N° RG 19/08467 - N° Portalis DBVX-V-B7D-MXUN

[G]

C/

Société VITACUIRE

APPEL D'UNE DÉCISION DU :

Conseil de Prud'hommes - Formation paritaire de LYON

du 12 Novembre 2019

RG : 18/03845

COUR D'APPEL DE LYON

CHAMBRE SOCIALE A

ARRÊT DU 09 NOVEMBRE 2022

APPELANT :

[U] [G]

né le 29 Décembre 1977 à [Localité 3]

[Adresse 1]

[Localité 3]

représenté par Me Raouda HATHROUBI, avocat au barreau de LYON

INTIMÉE :

Société VITACUIRE

[Adresse 2]

[Localité 4]

représentée par Me Laurent LIGIER de la SCP ELISABETH LIGIER DE MAUROY & LAURENT LIGIER AVOUÉS ASSOCIÉS, avocat au barreau de LYON et ayant pour avocat plaidant Me Christophe BIDAL de la SCP AGUERA AVOCATS, avocat au barreau de LYON

DÉBATS EN AUDIENCE PUBLIQUE DU : 05 Septembre 2022

Présidée par Nathalie ROCCI, Conseiller magistrat rapporteur, (sans opposition des parties dûment avisées) qui en a rendu compte à la Cour dans son délibéré, assistée pendant les débats de Morgane GARCES, Greffière.

COMPOSITION DE LA COUR LORS DU DÉLIBÉRÉ :

- Joëlle DOAT, présidente

- Nathalie ROCCI, conseiller

- Anne BRUNNER, conseiller

ARRÊT : CONTRADICTOIRE

Prononcé publiquement le 09 Novembre 2022 par mise à disposition de l'arrêt au greffe de la Cour, les parties en ayant été préalablement avisées dans les conditions prévues à l'article 450 alinéa 2 du code de procédure civile ;

Signé par Joëlle DOAT, Présidente et par Morgane GARCES, Greffière à laquelle la minute de la décision a été remise par le magistrat signataire.

********************

FAITS, PROCÉDURE ET PRÉTENTIONS DES PARTIES :

La société Vitacuire est spécialisée dans la fabrication industrielle et la commercialisation de pain et de pâtisserie fraîche.

Elle emploie environ 130 salariés et applique les dispositions de la convention collective nationale des cinq branches industries alimentaires diverses.

M. [G] a été embauché par la société Vitacuire, suivant contrat de travail à durée indéterminée, à compter du 13 juin 2005, en qualité de conducteur de ligne.

Le 15 novembre 2017, la société d'interim Adequat 022 a informé la société Vitacuire de ce que Mme [L] [A], intérimaire ayant débuté une mission d'interim au sein de la société Vitacuire, en qualité d'agent de fabrication, depuis le 28 septembre 2017, s'était plaint du comportement déplacé de son chef d'équipe, M. [G].

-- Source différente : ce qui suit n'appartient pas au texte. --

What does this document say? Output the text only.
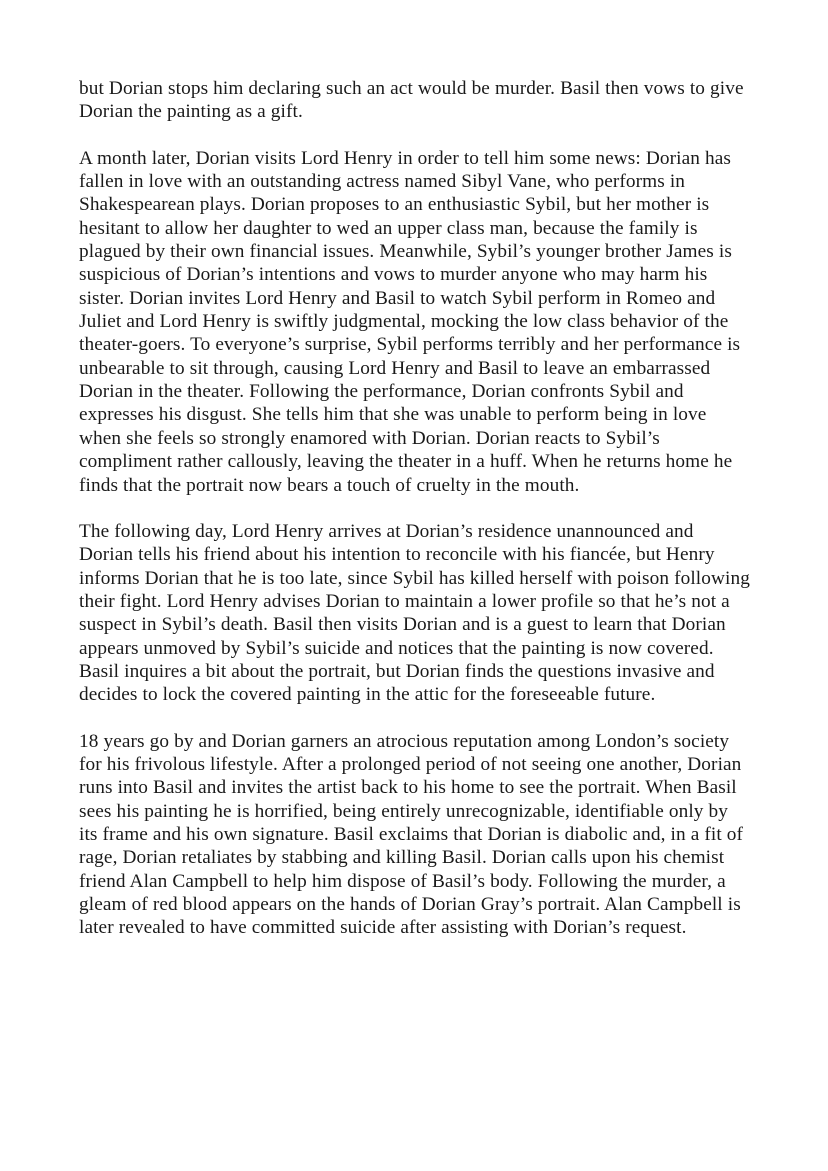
but Dorian stops him declaring such an act would be murder. Basil then vows to give Dorian the painting as a gift.

A month later, Dorian visits Lord Henry in order to tell him some news: Dorian has fallen in love with an outstanding actress named Sibyl Vane, who performs in Shakespearean plays. Dorian proposes to an enthusiastic Sybil, but her mother is hesitant to allow her daughter to wed an upper class man, because the family is plagued by their own financial issues. Meanwhile, Sybil’s younger brother James is suspicious of Dorian’s intentions and vows to murder anyone who may harm his sister. Dorian invites Lord Henry and Basil to watch Sybil perform in Romeo and Juliet and Lord Henry is swiftly judgmental, mocking the low class behavior of the theater-goers. To everyone’s surprise, Sybil performs terribly and her performance is unbearable to sit through, causing Lord Henry and Basil to leave an embarrassed Dorian in the theater. Following the performance, Dorian confronts Sybil and expresses his disgust. She tells him that she was unable to perform being in love when she feels so strongly enamored with Dorian. Dorian reacts to Sybil’s compliment rather callously, leaving the theater in a huff. When he returns home he finds that the portrait now bears a touch of cruelty in the mouth.

The following day, Lord Henry arrives at Dorian’s residence unannounced and Dorian tells his friend about his intention to reconcile with his fiancée, but Henry informs Dorian that he is too late, since Sybil has killed herself with poison following their fight. Lord Henry advises Dorian to maintain a lower profile so that he’s not a suspect in Sybil’s death. Basil then visits Dorian and is a guest to learn that Dorian appears unmoved by Sybil’s suicide and notices that the painting is now covered. Basil inquires a bit about the portrait, but Dorian finds the questions invasive and decides to lock the covered painting in the attic for the foreseeable future.

18 years go by and Dorian garners an atrocious reputation among London’s society for his frivolous lifestyle. After a prolonged period of not seeing one another, Dorian runs into Basil and invites the artist back to his home to see the portrait. When Basil sees his painting he is horrified, being entirely unrecognizable, identifiable only by its frame and his own signature. Basil exclaims that Dorian is diabolic and, in a fit of rage, Dorian retaliates by stabbing and killing Basil. Dorian calls upon his chemist friend Alan Campbell to help him dispose of Basil’s body. Following the murder, a gleam of red blood appears on the hands of Dorian Gray’s portrait. Alan Campbell is later revealed to have committed suicide after assisting with Dorian’s request.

Par courrier en date du 23 novembre 2017, M. [G] a été convoqué à un entretien préalable à un éventuel licenciement, fixé au 30 novembre 2017.

M. [G] a été licencié pour faute par courrier recommandé avec accusé de réception en date du 7 décembre 2017, dans les termes suivants :

'Monsieur,

Suite à des faits récents, nous avons été amenés à envisager votre licenciement pour faute grave.

Assisté de Madame [W] [X], représentante du personnel, vous avez été reçu en entretien préalable le jeudi 30 novembre 2017 par Monsieur [D] [O], Directeur Industriel et Madame [M] [Z], Chargée Développement Ressources Humaines par délégation du signataire de la présente.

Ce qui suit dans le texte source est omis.